What will be the future of higher ed?
Published 7:15 pm Friday, May 22, 2020
COVID-19 has disrupted almost all aspects of life, including higher education. Colleges moved classes online during the spring semester and some observers believe that this will permanently change higher education. I think this will create new focus on how college creates value.
Online education has existed for years. Arguably though, the willingness of the nation’s most prestigious universities to shift online affirms the quality of online instruction. I would caution about reading too much into any response to this unprecedented pandemic.
Higher education’s predicament becomes much greater if the 2020-21 year ends up online. I will not try to forecast the progression of COVID-19 here, but the California State University system recently announced online classes for fall. An online year would produce an immediate financial crisis and a longer term viability challenge.

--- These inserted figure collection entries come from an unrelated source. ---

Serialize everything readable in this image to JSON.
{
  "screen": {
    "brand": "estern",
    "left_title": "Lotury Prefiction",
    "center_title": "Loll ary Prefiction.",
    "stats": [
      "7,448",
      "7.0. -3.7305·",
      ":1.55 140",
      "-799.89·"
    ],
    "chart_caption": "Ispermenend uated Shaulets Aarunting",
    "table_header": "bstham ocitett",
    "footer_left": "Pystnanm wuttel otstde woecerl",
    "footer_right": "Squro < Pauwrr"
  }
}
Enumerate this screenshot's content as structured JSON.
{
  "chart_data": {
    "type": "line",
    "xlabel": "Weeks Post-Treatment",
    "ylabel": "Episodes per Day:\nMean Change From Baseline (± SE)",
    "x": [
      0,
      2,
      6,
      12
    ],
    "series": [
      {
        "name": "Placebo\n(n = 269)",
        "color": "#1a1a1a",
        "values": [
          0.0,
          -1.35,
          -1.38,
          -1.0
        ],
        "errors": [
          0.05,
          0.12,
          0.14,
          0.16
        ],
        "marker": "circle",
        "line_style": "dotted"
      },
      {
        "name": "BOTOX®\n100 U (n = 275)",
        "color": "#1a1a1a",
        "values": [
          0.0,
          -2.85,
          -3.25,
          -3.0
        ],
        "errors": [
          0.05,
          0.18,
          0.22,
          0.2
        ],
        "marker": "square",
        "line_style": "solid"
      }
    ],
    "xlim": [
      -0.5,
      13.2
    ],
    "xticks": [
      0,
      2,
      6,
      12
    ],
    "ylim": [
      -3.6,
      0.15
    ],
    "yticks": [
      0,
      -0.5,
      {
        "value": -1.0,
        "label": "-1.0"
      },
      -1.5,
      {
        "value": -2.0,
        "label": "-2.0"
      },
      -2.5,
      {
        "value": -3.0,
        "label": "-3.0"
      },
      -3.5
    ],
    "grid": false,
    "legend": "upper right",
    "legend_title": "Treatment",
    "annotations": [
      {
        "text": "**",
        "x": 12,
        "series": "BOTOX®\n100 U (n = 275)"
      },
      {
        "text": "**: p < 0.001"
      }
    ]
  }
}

Universities take on considerable debt for classrooms, dorms, dining halls, and recreation centers. Tuition may pay for classroom buildings, but room and board payments service the bonds for dorms and dining halls. Similarly, many football schools have financed stadium improvements using revenue from long term television contracts. Universities will almost certainly create a need for a government bailout.
The longer term issue would begin when campuses reopen. Will students return in the new normal? Focusing on college’s value proposition for students helps here.
Most traditional academics believe that online education is low quality, but this may simply reflect our biases. I see student learning styles as more relevant; some students’ can learn readily online. A parallel I think is the large state university versus a smaller college. Some students can succeed with the anonymity of the giant lecture hall; others need a personal connection with professors and classmates.
Why employers value college degrees is also relevant and there are three competing sources here. First and most prominent is human capital. In this view, classes teach skills and knowledge used in jobs. A second explanation is signaling, in which a college degree provides valuable information about a student’s talents even though course content is not used in jobs. Finally we have legal restrictions; laws, primarily licensure, require a person hired for certain jobs to have a specified degree. Online education can most readily supply legally required degrees. When job seekers and employers view the degree as merely checking a legal box, both will want to meet the requirement with minimal cost.
The signaling function might be the most difficult to replicate online. Education works as a signal when only students possessing certain traits (e.g., the ability to learn challenging material quickly) earn a degree or high grades. Credible signaling requires a level of familiarity only face-to-face interactions have traditionally afforded.
The usefulness of online education for human capital depends on the skill or knowledge. Consider learning to play a musical instrument (something I know only from reading about). Such instruction is usually one-on-one or in very small groups; watching a how-to video by one of the world’s leading musicians does not work well. Music teachers have offered lessons on Zoom during the pandemic; perhaps virtual instruction will prove effective.
Higher education involves valuable experiences outside of the classroom. While this might sound like an apology for parties and football games, for many people, college is a valued part of growing up. People make lifelong friends and often meet their spouses. College is about more than just book learning.
A four year party might seem unnecessary, but life is about more than mere survival. Fine food and elegant dining is not just about efficiently ingesting calories. Clothes for many people are fashion statements. This is normal in a prosperous society; the quality of the journey becomes paramount, not merely getting from A to B.
The economic slump, I think, threatens higher education’s long term viability more than COVID-19. The pandemic may trigger a depression leaving the United States and the world substantially poorer than at the start of 2020. If so, we will be able to afford fewer luxuries, including traditional college.
Daniel Sutter is the Charles G. Koch Professor of Economics with the Manuel H. Johnson Center for Political Economy at Troy University and host of Econversations on TrojanVision. The opinions expressed in this column are the author’s and do not necessarily reflect the views of Troy University.